生き人形やシャドーの存在の謎は朧気ながらアニメで判明し、エミリコたちの今後の展開が気になるところで、自分も是非原作本を手に取りたいと思った。
未読の自分は存じないが、アニメ終盤はかなり原作と内容が異なるとの噂をSNS等で見た。
原作改変というとファンの怒りの声が聞こえそうだが、原作と同じにして完全に中途半端な終わり方をしてしまうよりかは、多少強引にでも区切りよく締めた方が良い。
しかも今回は原作者が介入してのアニオリ展開ということで、そういうことならファンも納得せざるを得ないのではないか。
アニメと原作の違いを比較するのも楽しそうだ。
キャラクターの評価は大変良い。
ゴスロリチックな服装が大変可愛らしく、全体的にホラーチックな雰囲気の中、エミリコの底抜けの明るさと優しさは癒しを与えてくれた。

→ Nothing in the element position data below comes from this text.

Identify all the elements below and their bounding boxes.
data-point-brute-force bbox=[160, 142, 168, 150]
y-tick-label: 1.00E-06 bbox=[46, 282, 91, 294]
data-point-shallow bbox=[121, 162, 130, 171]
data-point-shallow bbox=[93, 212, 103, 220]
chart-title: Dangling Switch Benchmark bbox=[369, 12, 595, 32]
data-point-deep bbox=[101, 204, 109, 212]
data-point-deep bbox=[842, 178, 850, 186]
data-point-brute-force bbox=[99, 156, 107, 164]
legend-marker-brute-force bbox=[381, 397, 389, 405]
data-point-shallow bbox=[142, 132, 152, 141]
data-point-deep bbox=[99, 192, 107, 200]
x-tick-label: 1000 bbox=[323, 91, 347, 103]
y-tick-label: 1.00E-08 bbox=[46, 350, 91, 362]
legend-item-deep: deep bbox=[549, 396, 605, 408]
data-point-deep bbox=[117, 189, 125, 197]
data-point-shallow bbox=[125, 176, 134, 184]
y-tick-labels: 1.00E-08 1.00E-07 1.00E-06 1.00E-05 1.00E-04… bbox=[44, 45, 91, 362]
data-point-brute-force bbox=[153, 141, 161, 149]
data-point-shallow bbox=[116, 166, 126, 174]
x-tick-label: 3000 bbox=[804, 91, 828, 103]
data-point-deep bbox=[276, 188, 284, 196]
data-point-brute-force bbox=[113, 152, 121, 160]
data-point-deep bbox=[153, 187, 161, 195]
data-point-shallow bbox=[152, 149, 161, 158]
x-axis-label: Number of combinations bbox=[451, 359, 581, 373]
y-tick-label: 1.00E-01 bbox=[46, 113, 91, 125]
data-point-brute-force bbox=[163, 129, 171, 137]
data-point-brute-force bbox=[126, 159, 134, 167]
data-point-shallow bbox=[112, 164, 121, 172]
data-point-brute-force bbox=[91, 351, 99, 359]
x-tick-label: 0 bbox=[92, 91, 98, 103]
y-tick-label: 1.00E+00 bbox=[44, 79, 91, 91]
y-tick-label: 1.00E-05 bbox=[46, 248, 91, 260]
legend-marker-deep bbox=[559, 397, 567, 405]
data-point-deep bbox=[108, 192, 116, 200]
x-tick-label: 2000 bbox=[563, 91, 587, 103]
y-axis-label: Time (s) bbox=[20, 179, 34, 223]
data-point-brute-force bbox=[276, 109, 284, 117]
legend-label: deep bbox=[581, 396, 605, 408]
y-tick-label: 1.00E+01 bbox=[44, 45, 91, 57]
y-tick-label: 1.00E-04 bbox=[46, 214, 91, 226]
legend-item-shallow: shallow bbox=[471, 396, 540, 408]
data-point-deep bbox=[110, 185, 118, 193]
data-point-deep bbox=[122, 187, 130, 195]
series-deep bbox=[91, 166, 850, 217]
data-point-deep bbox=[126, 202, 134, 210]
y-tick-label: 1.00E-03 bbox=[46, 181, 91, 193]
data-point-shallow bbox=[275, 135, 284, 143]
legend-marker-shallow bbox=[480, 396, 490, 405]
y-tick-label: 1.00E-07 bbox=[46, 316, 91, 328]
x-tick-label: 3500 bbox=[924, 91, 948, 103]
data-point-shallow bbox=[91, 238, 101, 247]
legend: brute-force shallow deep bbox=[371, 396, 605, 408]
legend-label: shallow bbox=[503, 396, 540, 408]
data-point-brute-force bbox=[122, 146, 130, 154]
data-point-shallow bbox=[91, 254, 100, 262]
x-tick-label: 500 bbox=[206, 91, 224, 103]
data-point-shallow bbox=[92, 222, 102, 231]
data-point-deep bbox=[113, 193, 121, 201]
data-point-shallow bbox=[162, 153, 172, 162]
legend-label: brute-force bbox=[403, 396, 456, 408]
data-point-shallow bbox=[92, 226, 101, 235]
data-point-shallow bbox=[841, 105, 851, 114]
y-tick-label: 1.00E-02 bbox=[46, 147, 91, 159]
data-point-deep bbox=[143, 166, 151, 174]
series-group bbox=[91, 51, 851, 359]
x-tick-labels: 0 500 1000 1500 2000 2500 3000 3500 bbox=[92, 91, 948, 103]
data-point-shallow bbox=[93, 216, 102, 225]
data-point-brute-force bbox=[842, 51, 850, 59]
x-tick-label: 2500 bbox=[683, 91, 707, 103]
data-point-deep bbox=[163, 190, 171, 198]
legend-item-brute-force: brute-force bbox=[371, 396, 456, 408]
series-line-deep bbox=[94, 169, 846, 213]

エミリコ役の篠原さんという声優さんは知らない人だったが、過去の出演作で唯一知っていたのは"放課後ていぼう日誌"の部長なんだけど「えっ、全然違う声だったような?!」って思った。
もうひとりの主人公ケイト役は、逆に人気声優の鬼頭さんを起用。
どちらも適材適所で良いキャスティングだった。
シャドーと対となる生き人形について。ケイト&エミリコ以外は同一の声優さんが演じていたのも興味深く、一人二役という難しい役どころをそれぞれ器用にこなしていたのは流石。
ジョン&ショーンという似てないコンビも魅力的なキャラだったが、最初は嫌味なキャラとして登場したパトリック&リッキーがエミリコと関わることで素直なキャラに成長したことも良かった。
ジョンと違って、アニメでは見せ場を作れなかったパトリックも、今後原作で活躍の場が与えられそうで楽しみ。
主のシャドーから虐待されてる描写があったミアへの言及も気になる。
先に書いた通り作画の崩れは全くなく、最近のヤンジャン作品は本当にしっかりとしたアニメに仕上がって大いに感心できる。
オープニングは歌のないBGM形式(同じヤンジャンの極黒のブリュンヒルデを彷彿する)だったが、これはこれですごく雰囲気が出て良いんだけど、アニメOP好きとしてはやっぱり歌詞は欲しいかもと思った。
代わりにエンディングが名曲で毎週最後まで聞き終えて余韻に浸れた。
ゴシック調スリラーの旋律を感じさせる作中BGMも抜群で、顔のないシャドー一族が幅を利かす不気味な洋館のイメージに最適。まさしく音響演出に優れた作品だった。
まとめとしては、作画&演出総じて丁寧でハイクオリティな良作だった。
内容もなかなか面白かったが、まあ、本当にプロローグという感じだったので、できれば続きもアニメで制作してもらいたい。ただ、円盤はあまり売れなさそうなので厳しいか。
私を含めて原作を読んででも続きが見たいという人は大勢いたと思うが…
終盤の駆け足気味だったアニオリ展開については、やや批判的な原作ファンの感想も聞こえたが、未読の身としてはそこまでの違和感は感じず、それなりに切りよく終わらせたように見受けられた。その辺りは、原作を読んでから改めて考えた方がよさそうだ。
とにかくアニメーションの出来としては優秀だったので、制作に関わった方々には心から敬意を示すとともに、またしても良作を排出してくれたヤングジャンプにも感謝したい所存だ。